Life with Larry is great. I can't imagine it being anyone else. There were some rough times at first, and I know there'll be other moments throughout this whole thing, but one thing I've realized is that whatever bad we do go through, it's nowhere near bad enough to outweigh all the good, and nowhere near enough to walk away and leave it behind. I would've never thought it of him, but he is exactly everything I've looked for. He holds me while I sleep...although sometimes he sleeps RIGHT ON TOP OF ME (he says it's because he has to always be touching me). He leaves little Post-Its on the bathroom mirror for me in the morning letting me know he loves me. He calls me during the day to see how I'm doing and tell me he loves me.

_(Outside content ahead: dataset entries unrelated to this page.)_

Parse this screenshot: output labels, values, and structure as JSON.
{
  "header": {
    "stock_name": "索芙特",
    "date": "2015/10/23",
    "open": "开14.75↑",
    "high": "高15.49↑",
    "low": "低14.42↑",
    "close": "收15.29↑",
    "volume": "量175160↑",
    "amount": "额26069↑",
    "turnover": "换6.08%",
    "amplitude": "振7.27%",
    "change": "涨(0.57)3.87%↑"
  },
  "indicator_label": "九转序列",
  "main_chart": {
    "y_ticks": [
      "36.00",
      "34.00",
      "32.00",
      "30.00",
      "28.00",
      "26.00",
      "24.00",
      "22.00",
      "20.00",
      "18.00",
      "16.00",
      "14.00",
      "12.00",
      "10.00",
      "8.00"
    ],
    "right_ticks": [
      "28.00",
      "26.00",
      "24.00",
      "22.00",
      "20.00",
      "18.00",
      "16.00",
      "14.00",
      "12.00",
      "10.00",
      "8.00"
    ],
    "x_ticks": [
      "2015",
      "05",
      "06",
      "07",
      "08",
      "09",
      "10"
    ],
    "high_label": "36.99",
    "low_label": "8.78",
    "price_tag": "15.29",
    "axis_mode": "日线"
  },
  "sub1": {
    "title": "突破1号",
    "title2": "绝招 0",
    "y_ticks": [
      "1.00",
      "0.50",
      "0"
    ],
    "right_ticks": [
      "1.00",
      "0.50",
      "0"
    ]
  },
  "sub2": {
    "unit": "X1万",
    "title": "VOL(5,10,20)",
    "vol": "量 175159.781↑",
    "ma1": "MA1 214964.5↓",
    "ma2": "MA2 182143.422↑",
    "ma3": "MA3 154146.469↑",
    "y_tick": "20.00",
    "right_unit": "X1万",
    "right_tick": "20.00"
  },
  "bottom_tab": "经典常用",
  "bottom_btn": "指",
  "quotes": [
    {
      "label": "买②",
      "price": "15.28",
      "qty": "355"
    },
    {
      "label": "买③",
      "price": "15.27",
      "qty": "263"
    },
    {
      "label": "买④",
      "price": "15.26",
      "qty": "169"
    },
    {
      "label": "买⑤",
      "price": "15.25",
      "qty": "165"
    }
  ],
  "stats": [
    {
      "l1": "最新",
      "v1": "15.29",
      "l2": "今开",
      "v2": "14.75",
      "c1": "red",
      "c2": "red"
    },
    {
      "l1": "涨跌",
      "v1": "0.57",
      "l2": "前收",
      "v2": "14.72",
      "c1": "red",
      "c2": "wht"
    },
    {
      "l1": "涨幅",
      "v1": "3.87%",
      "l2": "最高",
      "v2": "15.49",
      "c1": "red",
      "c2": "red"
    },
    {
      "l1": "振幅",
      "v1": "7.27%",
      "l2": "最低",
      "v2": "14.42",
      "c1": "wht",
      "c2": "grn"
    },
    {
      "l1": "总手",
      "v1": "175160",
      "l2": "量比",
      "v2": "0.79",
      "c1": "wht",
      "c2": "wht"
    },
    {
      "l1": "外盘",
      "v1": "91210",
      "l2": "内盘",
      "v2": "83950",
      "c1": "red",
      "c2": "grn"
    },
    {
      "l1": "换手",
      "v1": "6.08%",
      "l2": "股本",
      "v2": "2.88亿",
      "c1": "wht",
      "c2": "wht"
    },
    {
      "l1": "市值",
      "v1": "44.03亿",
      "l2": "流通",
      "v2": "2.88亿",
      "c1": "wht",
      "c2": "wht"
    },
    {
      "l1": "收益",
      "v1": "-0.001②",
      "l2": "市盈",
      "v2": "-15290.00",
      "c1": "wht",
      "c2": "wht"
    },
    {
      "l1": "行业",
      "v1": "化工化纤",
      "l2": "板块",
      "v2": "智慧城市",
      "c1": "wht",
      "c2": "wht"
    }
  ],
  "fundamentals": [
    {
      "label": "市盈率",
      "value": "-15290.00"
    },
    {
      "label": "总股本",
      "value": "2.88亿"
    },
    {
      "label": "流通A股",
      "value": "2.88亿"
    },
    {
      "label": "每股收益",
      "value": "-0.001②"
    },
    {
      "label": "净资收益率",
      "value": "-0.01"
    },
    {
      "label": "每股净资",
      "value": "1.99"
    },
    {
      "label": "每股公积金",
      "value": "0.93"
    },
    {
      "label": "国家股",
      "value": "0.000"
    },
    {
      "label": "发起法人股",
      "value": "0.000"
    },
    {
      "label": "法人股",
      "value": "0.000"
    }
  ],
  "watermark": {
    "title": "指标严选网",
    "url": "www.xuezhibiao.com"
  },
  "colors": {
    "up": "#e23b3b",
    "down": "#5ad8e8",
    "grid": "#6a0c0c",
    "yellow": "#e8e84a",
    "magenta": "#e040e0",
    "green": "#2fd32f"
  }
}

I found the guy who will completely, absolutely sweep me off my feet and just take off running with me and never look back. I found someone who'll stick around when the going gets tough and not get scared and take off running...and the guy who sticks around when the going gets good too, not go off looking for 'excitement' because things are getting a little too comfortable and he's bored...you know what I mean. I have someone who's faithful, honest, dependable. I know he'll lead me down the beach with his hand over my eyes just so I can feel the sand beneath my feet. He wants to wake me up at dawn, because he's just bursting to talk to me and can't wait another minute, just to find out what I'll say. He's promised to polish my toes for me and bring me chicken soup when I'm sick. I found someone to laugh with, play with, cry with, raise babies with, and grow old with. I'm his last thought of the night and his first thought in the morning. But most of all, I know I'm HIS and that HE'S MINE. And that's all I could ever possibly hope for...I'm the absolute luckiest person in the world to have finally found what I've been dreaming of.